A thoughtful classmate who is passionate about nutrition and excellent with kids thankfully offered to join me and split teaching duties. We drove to a rough part of town and found our school.
First graders say adorable things. Our presentation began something like this:
Med Student A: "We're medical students and we're here today to talk about vegetables! Vegetables are...yes, I see a hand."
Ashley: "One time, I got sick and I throwed up."
Med Student A: "Yes, that happens sometimes. Another question?"
Josiah: "My throat hurted...and...my dad made me eat ice."
Med Student B: "Yes! Ice can be good for you. So, about vegetables--"
Deidre: "I ate a banana yesterday for dinner."
Med Student B: "Awesome! I love bananas too! They're so delicious and good for you! So vegetables are..."
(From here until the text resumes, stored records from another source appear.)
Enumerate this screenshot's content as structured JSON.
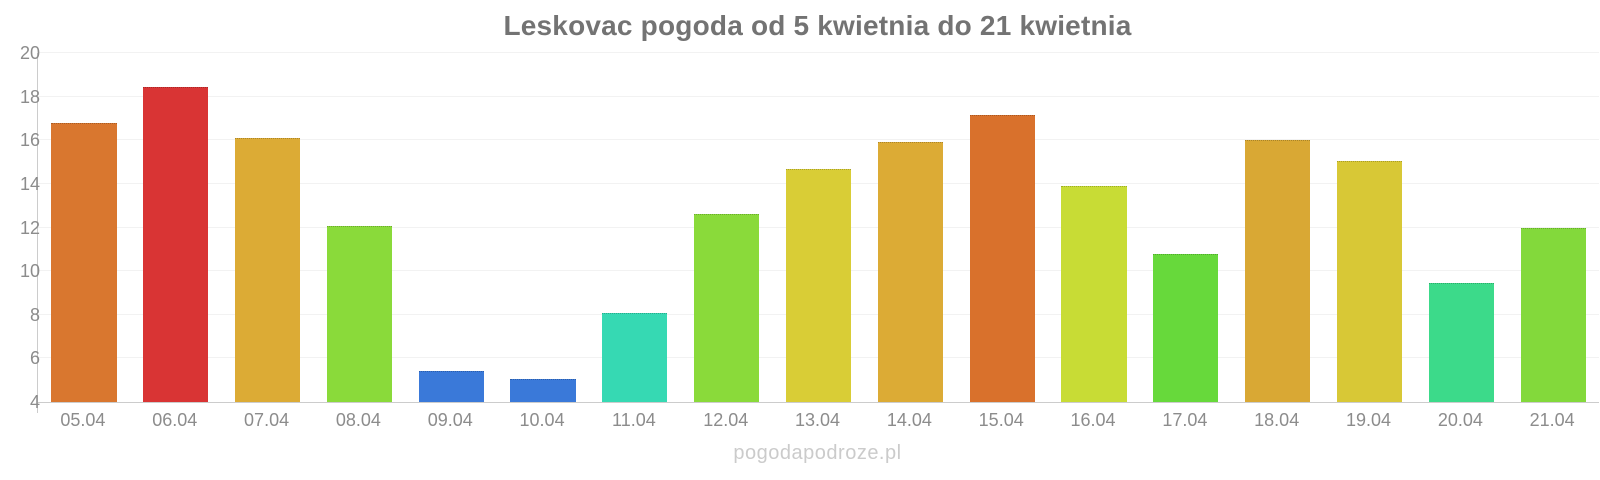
{
  "chart_data": {
    "type": "bar",
    "title": "Leskovac pogoda od 5 kwietnia do 21 kwietnia",
    "categories": [
      "05.04",
      "06.04",
      "07.04",
      "08.04",
      "09.04",
      "10.04",
      "11.04",
      "12.04",
      "13.04",
      "14.04",
      "15.04",
      "16.04",
      "17.04",
      "18.04",
      "19.04",
      "20.04",
      "21.04"
    ],
    "values": [
      16.8,
      18.45,
      16.1,
      12.05,
      5.4,
      5.05,
      8.1,
      12.6,
      14.7,
      15.9,
      17.15,
      13.9,
      10.8,
      16.0,
      15.05,
      9.45,
      12.0
    ],
    "bar_colors": [
      "#d9772f",
      "#d93434",
      "#dcab35",
      "#8ada3a",
      "#3a79d9",
      "#3a79d9",
      "#36d9b3",
      "#8ada3a",
      "#d9cd36",
      "#dcab35",
      "#d9712c",
      "#c8dc35",
      "#67d93b",
      "#d9a834",
      "#d8c836",
      "#3cda8a",
      "#83d93b"
    ],
    "xlabel": "",
    "ylabel": "",
    "ylim": [
      4,
      20
    ],
    "yticks": [
      4,
      6,
      8,
      10,
      12,
      14,
      16,
      18,
      20
    ],
    "grid": true,
    "legend": "none",
    "watermark": "pogodapodroze.pl",
    "colors": {
      "title_text": "#737373",
      "tick_text": "#8c8c8c",
      "axis_line": "#cccccc",
      "gridline": "#f2f2f2",
      "watermark_text": "#cbcbcb",
      "background": "#ffffff"
    }
  }
}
We eventually moved on to the quiz. Students successfully identified broccoli, carrots, cucumbers, and even eggplant. They displayed a surprisingly good grasp of what sorts of food were nutritious and which were not. They understood where vegetables grow, where they can be purchased, and even that you can grow your own vegetables in your garden and your yard. Our election crowned carrots as the crowd favorite, although ballot-stuffing plagued the polls. Unfortunately, "one man, one vote" is so foreign a concept that we tallied 50 votes among only 20 students. Fortunately, their math skills were so elementary (15 minus 11 was beyond their powers) that no one realized the election was a sham.
![]() | |
The election candidates |
The students unleashed their creative juices and were keen to show us their handiwork. We saw plenty of fruits and vegetables as well as a few head-scratchers.
Annalise (holding up drawing): "What is this?"
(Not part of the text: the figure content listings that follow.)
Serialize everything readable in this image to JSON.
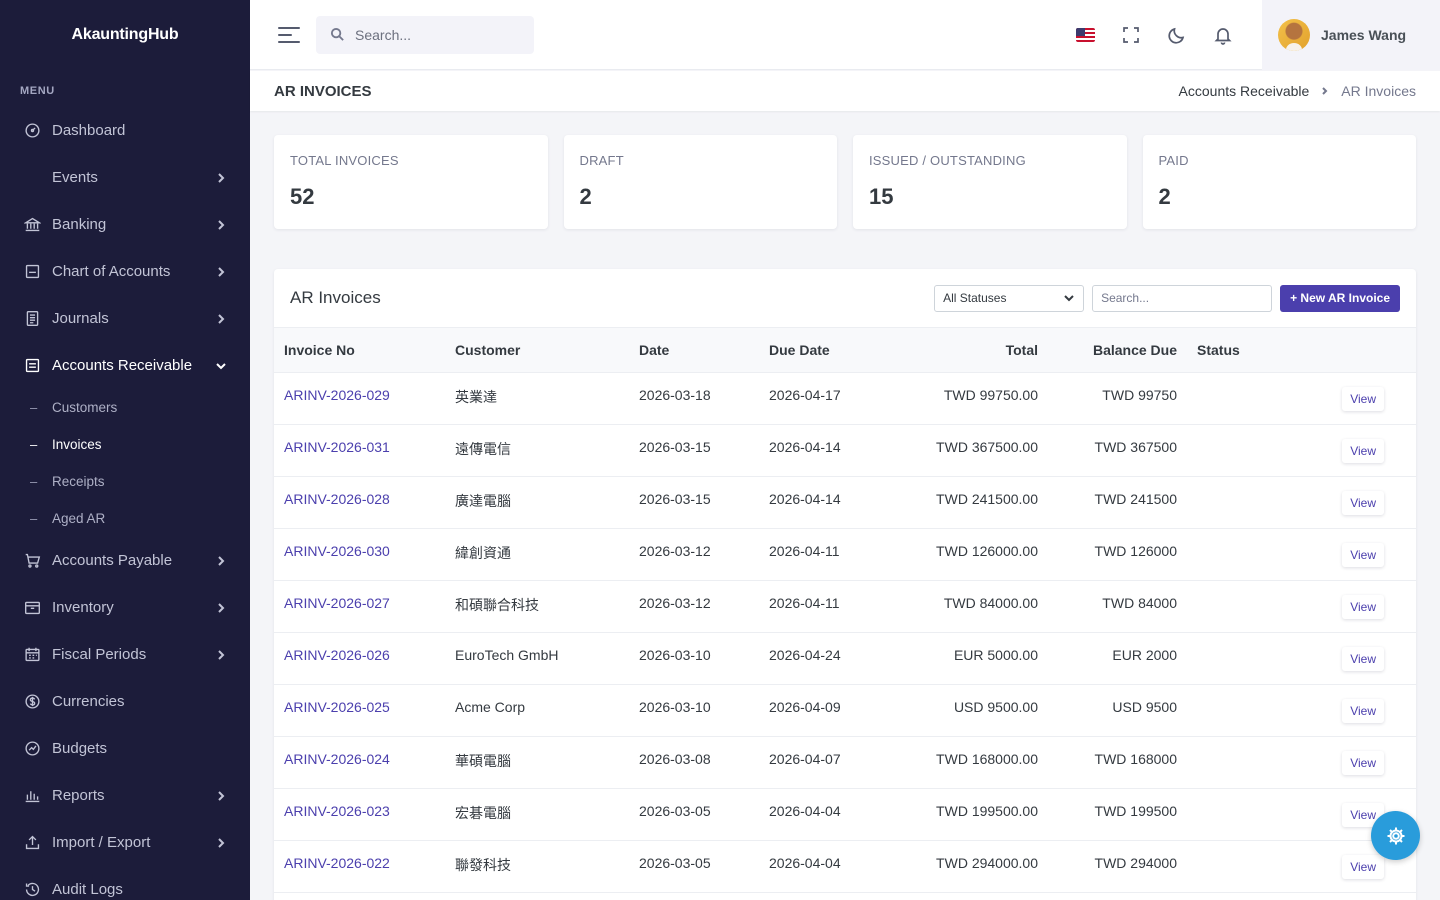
{
  "brand": "AkauntingHub",
  "sidebar": {
    "menu_title": "MENU",
    "items": [
      {
        "label": "Dashboard",
        "icon": "dashboard-icon"
      },
      {
        "label": "Events",
        "icon": ""
      },
      {
        "label": "Banking",
        "icon": "bank-icon"
      },
      {
        "label": "Chart of Accounts",
        "icon": "ledger-icon"
      },
      {
        "label": "Journals",
        "icon": "journal-icon"
      },
      {
        "label": "Accounts Receivable",
        "icon": "receivable-icon"
      },
      {
        "label": "Accounts Payable",
        "icon": "cart-icon"
      },
      {
        "label": "Inventory",
        "icon": "inventory-icon"
      },
      {
        "label": "Fiscal Periods",
        "icon": "calendar-icon"
      },
      {
        "label": "Currencies",
        "icon": "currency-icon"
      },
      {
        "label": "Budgets",
        "icon": "budget-icon"
      },
      {
        "label": "Reports",
        "icon": "reports-icon"
      },
      {
        "label": "Import / Export",
        "icon": "upload-icon"
      },
      {
        "label": "Audit Logs",
        "icon": "history-icon"
      }
    ],
    "ar_submenu": [
      {
        "label": "Customers"
      },
      {
        "label": "Invoices"
      },
      {
        "label": "Receipts"
      },
      {
        "label": "Aged AR"
      }
    ]
  },
  "topbar": {
    "search_placeholder": "Search...",
    "user_name": "James Wang"
  },
  "page": {
    "title": "AR INVOICES",
    "breadcrumb_parent": "Accounts Receivable",
    "breadcrumb_current": "AR Invoices"
  },
  "stats": [
    {
      "label": "TOTAL INVOICES",
      "value": "52"
    },
    {
      "label": "DRAFT",
      "value": "2"
    },
    {
      "label": "ISSUED / OUTSTANDING",
      "value": "15"
    },
    {
      "label": "PAID",
      "value": "2"
    }
  ],
  "table": {
    "title": "AR Invoices",
    "status_filter": "All Statuses",
    "search_placeholder": "Search...",
    "new_button": "+ New AR Invoice",
    "view_label": "View",
    "columns": [
      "Invoice No",
      "Customer",
      "Date",
      "Due Date",
      "Total",
      "Balance Due",
      "Status"
    ],
    "rows": [
      {
        "invoice_no": "ARINV-2026-029",
        "customer": "英業達",
        "date": "2026-03-18",
        "due_date": "2026-04-17",
        "total": "TWD 99750.00",
        "balance_due": "TWD 99750",
        "status": ""
      },
      {
        "invoice_no": "ARINV-2026-031",
        "customer": "遠傳電信",
        "date": "2026-03-15",
        "due_date": "2026-04-14",
        "total": "TWD 367500.00",
        "balance_due": "TWD 367500",
        "status": ""
      },
      {
        "invoice_no": "ARINV-2026-028",
        "customer": "廣達電腦",
        "date": "2026-03-15",
        "due_date": "2026-04-14",
        "total": "TWD 241500.00",
        "balance_due": "TWD 241500",
        "status": ""
      },
      {
        "invoice_no": "ARINV-2026-030",
        "customer": "緯創資通",
        "date": "2026-03-12",
        "due_date": "2026-04-11",
        "total": "TWD 126000.00",
        "balance_due": "TWD 126000",
        "status": ""
      },
      {
        "invoice_no": "ARINV-2026-027",
        "customer": "和碩聯合科技",
        "date": "2026-03-12",
        "due_date": "2026-04-11",
        "total": "TWD 84000.00",
        "balance_due": "TWD 84000",
        "status": ""
      },
      {
        "invoice_no": "ARINV-2026-026",
        "customer": "EuroTech GmbH",
        "date": "2026-03-10",
        "due_date": "2026-04-24",
        "total": "EUR 5000.00",
        "balance_due": "EUR 2000",
        "status": ""
      },
      {
        "invoice_no": "ARINV-2026-025",
        "customer": "Acme Corp",
        "date": "2026-03-10",
        "due_date": "2026-04-09",
        "total": "USD 9500.00",
        "balance_due": "USD 9500",
        "status": ""
      },
      {
        "invoice_no": "ARINV-2026-024",
        "customer": "華碩電腦",
        "date": "2026-03-08",
        "due_date": "2026-04-07",
        "total": "TWD 168000.00",
        "balance_due": "TWD 168000",
        "status": ""
      },
      {
        "invoice_no": "ARINV-2026-023",
        "customer": "宏碁電腦",
        "date": "2026-03-05",
        "due_date": "2026-04-04",
        "total": "TWD 199500.00",
        "balance_due": "TWD 199500",
        "status": ""
      },
      {
        "invoice_no": "ARINV-2026-022",
        "customer": "聯發科技",
        "date": "2026-03-05",
        "due_date": "2026-04-04",
        "total": "TWD 294000.00",
        "balance_due": "TWD 294000",
        "status": ""
      }
    ]
  },
  "colors": {
    "sidebar_bg": "#1c1c3a",
    "accent": "#4b3fad",
    "fab": "#299cdb"
  }
}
Med Student: "That looks like a bunch of grapes!"
Annalise: "And this?"
Med Student: "That's a beautiful banana!"
Annalise: "What is this?"
Med Student: "Umm...I'm not really sure what that is. Is that an airplane?"
Annalise: "Aero-plane!"
It felt like I was acting improv again, where you heartily embrace all of your fellow actors' ideas (even when it meant portraying a manic, toothless, and crazed Louisiana sailor) and encourage and support them. These young minds were delightfully bursting with creativity and non sequiturs.
At the end, it was time to feast on baby carrots. I have never seen kids so excited to eat carrots before. Even the kids on the playground, who we didn't teach at all, devoured our carrots after my fellow med student and I gushed over how delicious they are. Saturday morning cartoons are filled with advertisements successfully pushing sugary cereals and candy onto these malleable young minds. But this one wonderful afternoon, vegetables reigned king.
In the fight against obesity, there is hope after all.